"Pou Zòt", établir une norme caribéenne

Transmission, c’est probablement le mot le plus approprié pour résumer “Pou Zòt” de Pierre-Edouard Décimus. Alors que les artistes de ma génération s’épuisent à reproduire des stratégies inefficaces pour “percer au natio”, le créateur de Kassav’ continue de dispenser de précieux enseignements à travers cette autobiographie sous-titrée “Kassav’ - Love and Ka-dance”. 

Comme j’avais déjà vu le film “Le Zouk et la prière des oiseaux”, j’avais déjà une vision globale des étapes de sa carrière. Par contre, là où “Loin de l’amer” de Jocelyne Béroard permet de réfléchir sur ce qu’est être un artiste caribéen, “Pou Zòt” met l’accent sur le processus. Comment devenir un artiste caribéen ?

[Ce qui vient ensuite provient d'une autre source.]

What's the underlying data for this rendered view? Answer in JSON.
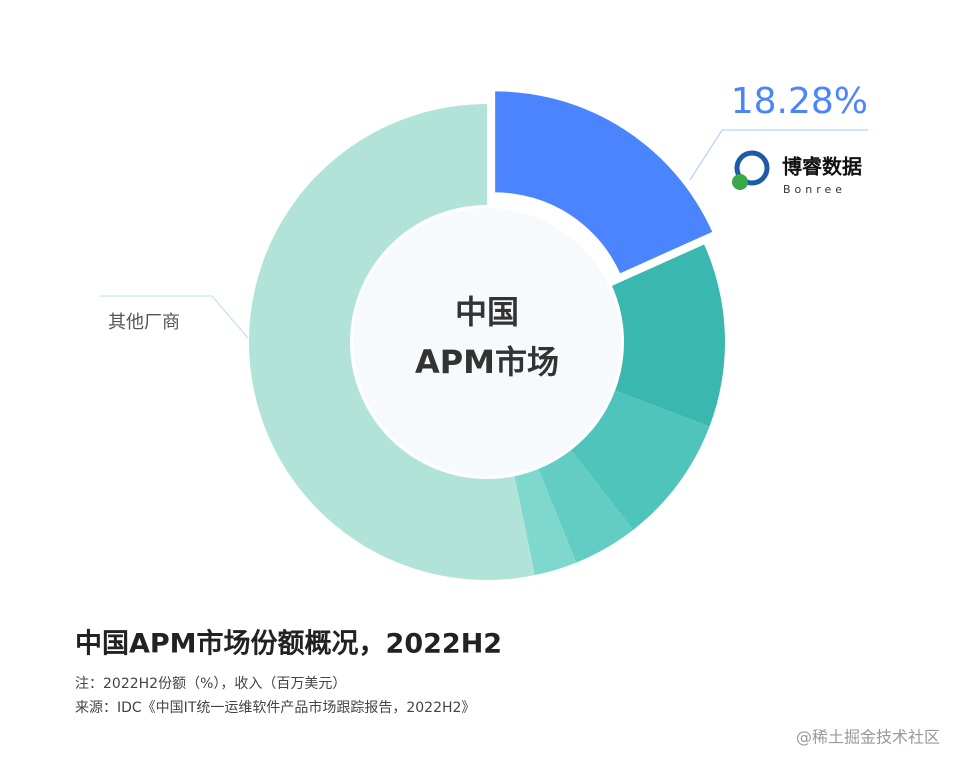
{
  "chart_data": {
    "type": "donut",
    "center_text": [
      "中国",
      "APM市场"
    ],
    "title": "中国APM市场份额概况，2022H2",
    "notes": [
      "注：2022H2份额（%），收入（百万美元）",
      "来源：IDC《中国IT统一运维软件产品市场跟踪报告，2022H2》"
    ],
    "watermark": "@稀土掘金技术社区",
    "logo_subtitle": "Bonree",
    "categories": [
      "博睿数据",
      null,
      null,
      null,
      null,
      "其他厂商"
    ],
    "values": [
      18.28,
      12.5,
      8.7,
      4.4,
      2.9,
      53.22
    ],
    "value_labels": [
      "18.28%",
      null,
      null,
      null,
      null,
      null
    ],
    "colors": [
      "#4a85ff",
      "#3ab8b0",
      "#4fc4bb",
      "#63cdc3",
      "#7fd8cd",
      "#b2e3d9"
    ],
    "highlight": 0
  }
}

Enseignement #1 - se former

C’est la base. Pierre-Edouard Décimus précise toujours qu’il n’est pas allé longtemps à l’école de la République. Pourtant, il a passé sa vie à se former et à exercer son esprit critique, ce qui concrètement est la mission première de cette institution. 

Faire partie des Vikings a été une bonne formation pour apprendre à composer un hit, à gérer la scène, le public antillais local et hexagonal, les egos d’artistes, à avoir de l’ambition… Il a réuni toutes les compétences nécessaires pour mener à bien le projet Kassav’ et trouver des solutions face aux problèmes rencontrés par la suite.

Pendant sa jeunesse, il s’est aussi formé sur le plan intellectuel. Ses voyages dans la Caraïbe au début de sa vingtaine lui ont permis d’ouvrir ses horizons et d’apprendre une histoire qu’il n’aurait jamais apprise à l’école de toute façon. En se constituant son réseau, il a établi sa grille pour identifier les personnes capables de l’aider à concrétiser ses objectifs. L’expansion caribéenne de Kassav’ était déjà en préparation, donc sa vision n’a jamais été limitée à la France hexagonale. 

Certes, il ne pourra jamais dire qu’il a eu une formation classique à la française, mais sa formation à la caribéenne lui a donné des connaissances solides inestimables. Au contraire, son parcours montre une façon alternative d’apprendre à partir du moment où on a la volonté d’avancer. 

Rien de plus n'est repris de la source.